New York City

Caban campaign caught spying on Melinda Katz

In some ways, public defender Tiffany Cabán is running a campaign focused on change from the status quo – but in other ways, the Queens district attorney candidate is conducting politics as usual, including sending a volunteer to spy on an opponent’s event.

Queens Borough President and Queens district attorney candidate Melinda Katz speaking with supporters.

Queens Borough President and Queens district attorney candidate Melinda Katz speaking with supporters. The Melinda Katz campaign

In some ways, the queer, Latina public defender Tiffany Cabán is running a campaign focused on change from the status quo – but in other ways, the Queens district attorney candidate is conducting politics as usual, including sending a volunteer to spy on an opponent’s event.

A Cabán volunteer was caught red-handed, signing in under a fake name to an event for Queens Borough President and Queens district attorney candidate Melinda Katz and then taking notes in Katz’s office while the candidate spoke to supporters.

Marcin Rozkowski showed up at the opening of Katz’s Astoria campaign office on Saturday, but signed in under the name “Matthew March.” Maspeth resident Rozkowski, 24, is a frequent volunteer for Cabán, hosting at least three canvassing events over the past couple months.
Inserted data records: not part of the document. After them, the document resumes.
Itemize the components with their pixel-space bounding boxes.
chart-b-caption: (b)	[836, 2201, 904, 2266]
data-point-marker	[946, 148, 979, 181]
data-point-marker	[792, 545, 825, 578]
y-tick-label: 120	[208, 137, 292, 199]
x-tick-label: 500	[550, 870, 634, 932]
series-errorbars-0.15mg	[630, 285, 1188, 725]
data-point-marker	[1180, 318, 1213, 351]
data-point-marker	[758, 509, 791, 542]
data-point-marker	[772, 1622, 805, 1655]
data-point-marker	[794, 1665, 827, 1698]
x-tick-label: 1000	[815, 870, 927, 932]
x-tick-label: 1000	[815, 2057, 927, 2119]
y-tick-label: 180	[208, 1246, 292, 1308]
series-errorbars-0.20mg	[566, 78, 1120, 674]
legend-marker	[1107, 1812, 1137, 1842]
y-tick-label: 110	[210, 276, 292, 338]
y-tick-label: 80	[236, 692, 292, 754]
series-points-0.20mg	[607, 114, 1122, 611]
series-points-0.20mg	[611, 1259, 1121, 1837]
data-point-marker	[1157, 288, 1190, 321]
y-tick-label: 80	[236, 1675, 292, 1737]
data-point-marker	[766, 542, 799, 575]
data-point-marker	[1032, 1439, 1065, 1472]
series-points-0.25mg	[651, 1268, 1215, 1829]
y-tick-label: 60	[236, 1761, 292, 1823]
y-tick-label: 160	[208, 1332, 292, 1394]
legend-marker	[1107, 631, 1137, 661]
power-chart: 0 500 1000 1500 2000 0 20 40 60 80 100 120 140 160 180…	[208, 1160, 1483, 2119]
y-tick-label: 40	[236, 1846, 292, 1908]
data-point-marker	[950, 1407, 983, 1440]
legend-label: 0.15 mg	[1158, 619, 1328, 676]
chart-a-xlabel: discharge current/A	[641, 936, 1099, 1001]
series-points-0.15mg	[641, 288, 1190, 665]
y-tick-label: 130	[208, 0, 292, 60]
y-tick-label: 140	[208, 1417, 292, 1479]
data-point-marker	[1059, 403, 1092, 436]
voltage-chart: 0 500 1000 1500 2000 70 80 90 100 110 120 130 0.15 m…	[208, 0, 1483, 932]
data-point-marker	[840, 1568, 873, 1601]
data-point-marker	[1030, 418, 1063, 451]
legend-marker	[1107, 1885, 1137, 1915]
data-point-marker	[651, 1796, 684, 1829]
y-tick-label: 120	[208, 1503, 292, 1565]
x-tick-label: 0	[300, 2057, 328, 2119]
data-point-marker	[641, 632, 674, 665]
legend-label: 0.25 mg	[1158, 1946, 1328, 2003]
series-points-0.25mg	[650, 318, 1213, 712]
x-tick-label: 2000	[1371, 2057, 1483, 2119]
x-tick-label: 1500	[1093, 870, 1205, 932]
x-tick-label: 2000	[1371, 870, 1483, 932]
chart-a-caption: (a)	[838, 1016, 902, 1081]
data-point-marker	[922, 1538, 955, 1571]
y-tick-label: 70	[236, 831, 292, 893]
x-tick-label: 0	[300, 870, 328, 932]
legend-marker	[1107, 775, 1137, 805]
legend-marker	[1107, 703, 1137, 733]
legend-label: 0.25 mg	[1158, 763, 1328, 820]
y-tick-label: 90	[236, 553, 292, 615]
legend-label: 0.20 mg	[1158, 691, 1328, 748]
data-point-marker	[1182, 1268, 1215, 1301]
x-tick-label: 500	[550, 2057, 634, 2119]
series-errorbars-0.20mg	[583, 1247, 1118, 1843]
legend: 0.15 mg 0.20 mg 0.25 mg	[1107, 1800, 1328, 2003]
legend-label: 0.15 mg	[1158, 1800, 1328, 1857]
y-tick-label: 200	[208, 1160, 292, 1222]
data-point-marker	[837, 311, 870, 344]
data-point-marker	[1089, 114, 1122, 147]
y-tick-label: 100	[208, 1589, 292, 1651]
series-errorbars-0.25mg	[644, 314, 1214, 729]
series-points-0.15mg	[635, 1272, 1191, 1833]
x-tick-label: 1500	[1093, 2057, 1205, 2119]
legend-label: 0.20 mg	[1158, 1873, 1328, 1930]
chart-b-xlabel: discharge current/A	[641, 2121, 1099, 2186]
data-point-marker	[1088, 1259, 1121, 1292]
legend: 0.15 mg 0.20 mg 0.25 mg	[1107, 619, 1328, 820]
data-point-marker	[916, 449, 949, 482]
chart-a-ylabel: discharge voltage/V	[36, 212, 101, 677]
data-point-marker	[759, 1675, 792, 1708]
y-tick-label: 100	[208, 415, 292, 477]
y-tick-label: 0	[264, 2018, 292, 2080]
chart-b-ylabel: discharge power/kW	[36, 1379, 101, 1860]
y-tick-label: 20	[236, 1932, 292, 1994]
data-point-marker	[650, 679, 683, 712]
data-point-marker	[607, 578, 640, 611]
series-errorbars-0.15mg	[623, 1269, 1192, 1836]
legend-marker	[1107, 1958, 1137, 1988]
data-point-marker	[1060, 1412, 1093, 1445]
He used the same phone number for those events as he did to sign into the Katz event, which helped the Katz campaign identify him as a mole – though his cell has since been scrubbed from the pages.

"There are easier ways to find out why Melinda Katz is the best choice for Queens District Attorney than trying to infiltrate our events under false pretenses and we'd respectfully request all campaigns refrain from these tactics,” Katz campaign spokesman Grant Fox told City & State. Fox then compared Rozkowski to James O’Keefe, the right-wing activist who has made a career of catching liberals on hidden camera.

Reached by phone, Rozkowski declined to answer any questions, but Cabán campaign spokeswoman Monica Klein owned up to the campaign sending a tracker to a Katz event – even though her emailed statement suggested he acted on his own. “Sometimes, (supporters’) enthusiasm may not always be focused on bringing (Cabán’s) message to voters in the borough, and we continue to work with our supporters to find the best ways to engage and promote her vision for Queens to bring racial, social, and economic justice to our communities,” she said in a statement provided to City & State. “This is a distraction from the real issues this campaign should focus on.”

Sending campaign operatives or “trackers” to opponents’ public events is a relatively common practice in politics. Campaigns can learn a lot about opponents’ strategy, and if they’re lucky, can publicize something an opponent wanted to keep private. Last year, Tedra Cobb, the Democratic candidate challenging Rep. Elise Stefanik in New York’s 21st Congressional District, told supporters that she supported an assault weapons ban but wouldn’t say so publicly.

Rozkowski’s goals in attending Katz’s event, and whether the Cabán campaign plans to use any information gathered, weren't immediately clear.

In most cases, such tracking is legal, especially at an event open to the general public, like Katz’s Saturday office opening. At a stump speech, where attendance doesn’t imply support, tracking isn’t even something a rival campaign would feel any need to hide. But sending a tracker to an opponent’s event for campaign volunteers, where one identifies as a supporter, is something most campaigns would prefer to keep it a secret to avoid questions about the ethics of misrepresentation. “Most campaigns don’t like to do it in case you’re caught,” said George Arzt, a political consultant with decades of experience. “You generally send someone who is not identifiable with the campaign.”

Arzt, who worked on Katz’s initial run for borough president in 2013, said she is viewed as the front-runner in the June 25 Democratic primary thanks to broad name recognition in the borough. But Cabán’s rise from obscurity has been hard to ignore, since the first-time candidate earned a series of progressive endorsements from players such as New York City chapter of the Democratic Socialists of America and City Councilman Jimmy Van Bramer.

So Arzt saw the Katz campaign’s focus on Cabán to be a sign. “And I think what it shows,” he said, “is that the Katz campaign sees her as a threat on the left.”